Extreme climatic events are a serious concern for agriculture and its related activities in the entire world. Some recent studies have shown that there is a change in seasonal patterns and an increasing frequency of extreme climatic events, adding higher risk on farming activities. Therefore, government institutions should implement agricultural risk management policies or enable the private sector to develop appropriate tools.One of the main strategies for transferring agricultural risk is crop insurance. An alternative for traditional agricultural insurance is insurance based on easily measurable indicators, which use a predetermined index value as the basis for defining the indemnities. However, index insurance cannot be based only on isolated measurements. It should also be integrated into a complete monitoring system that uses many sources of information and tools (e.g., index influence areas, crop production risk maps, crop yields, and insurance claims statistics).To establish index influence areas, it is necessary to have secondary information indicating the type of climate and soil homogeneity of the study area.

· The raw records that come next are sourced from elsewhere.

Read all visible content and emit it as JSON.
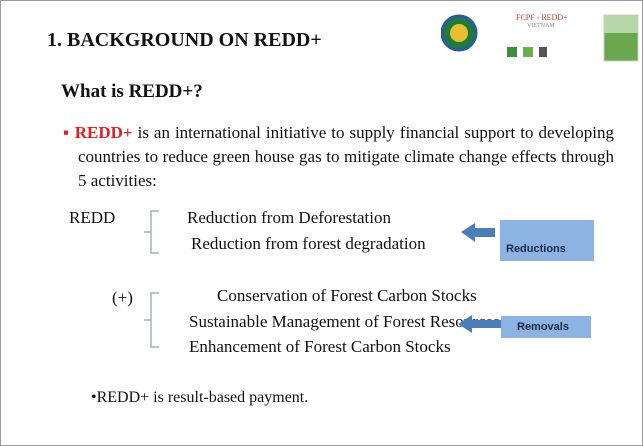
{
  "header": {
    "title": "1. BACKGROUND ON REDD+",
    "logo_text": "FCPF - REDD+",
    "logo_subtext": "VIETNAM"
  },
  "body": {
    "heading": "What is REDD+?",
    "bullet": {
      "term": "REDD+",
      "text": " is an international initiative to supply financial support to developing countries to reduce green house gas to mitigate climate change effects through 5 activities:"
    },
    "groups": [
      {
        "label": "REDD",
        "items": [
          "Reduction from Deforestation",
          "Reduction from forest degradation"
        ],
        "tag": "Reductions"
      },
      {
        "label": "(+)",
        "items": [
          "Conservation of Forest Carbon Stocks",
          "Sustainable Management of Forest Resources",
          "Enhancement of Forest Carbon Stocks"
        ],
        "tag": "Removals"
      }
    ],
    "footer_bullet": "•REDD+ is result-based payment."
  }
}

Over a homogeneous area, index measurements on crops of interest will be similar, but differentiating index values for areas with different soil and climatic characteristics will reduce basis risk.This study assesses two conventional agricultural and geographic methods (control and climatic maps) based on expert criteria. They were compared with one statistical method of multi-factorial analysis (factorial map). All these methods claim to homogenise soil and climatic characteristics.The three resulting maps were evaluated by agricultural and spatial analysis. The factorial map showed more homogeneous classes than the climatic map but the later lost all the soil characteristics information that will influence the index value variations. On the other hand, the factorial map obtained fewer classes than the control map, although retaining the main information on soil variability in the study area. These results obtained from the statistical method (factorial map) demonstrate that this method has generalised efficiently climatic, topographic and soil characteristics of the complete dataset.